In 2000 the African Union recognised trypanosomiasis as one of Africa s greatest constraints to socio-economic development. The trypanosomes causing the disease are transmitted by tsetse flies and currently the best means of area wide control of the disease is through vector control. To improve our current capacity to control African trypanosomiasis the African Union has established PATTEC. The African Union-PATTEC plan is to disrupt trypanosomiasis transmission through staged eradication of isolated populations of tsetse fly vectors on an area wide basis and by targeting isolated fly populations ensuring that fly eradication in an area is self-sustaining once achieved.

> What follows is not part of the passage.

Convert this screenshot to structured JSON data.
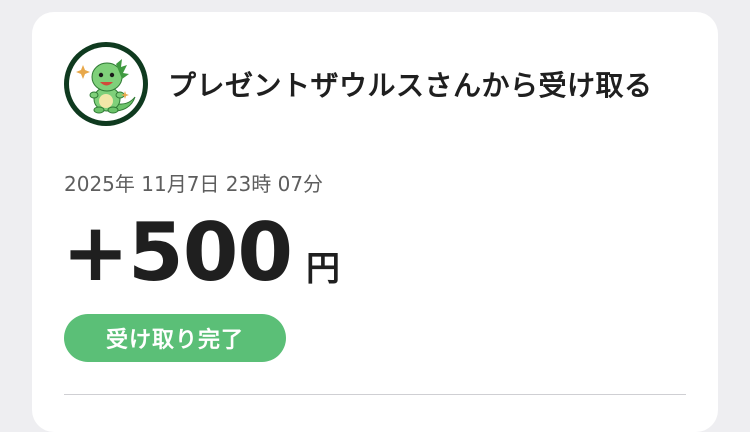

W.H.O. / TDR has highlighted research goals which are key to the success of this approach and the two major ones are the research objectives of this proposal. First, area wide eradication of vector insects can be achieved in an environmentally acceptable way by the use of targets and traps. We wish to dramatically improve the efficiency of this process by developing novel attractants for use with traps/targets designed for use against palpalis group flies, which currently are the major vectors of human disease.
Secondly, area wide control of the flies depends heavily on understanding the structures and mobility of the vector populations. Our current techniques cannot resolve these issues and we will develop new technologies for this purpose. We have assembled a unique group of European and African scientists who are excellently placed and motivated to achieve these goals through a highly integrated research program.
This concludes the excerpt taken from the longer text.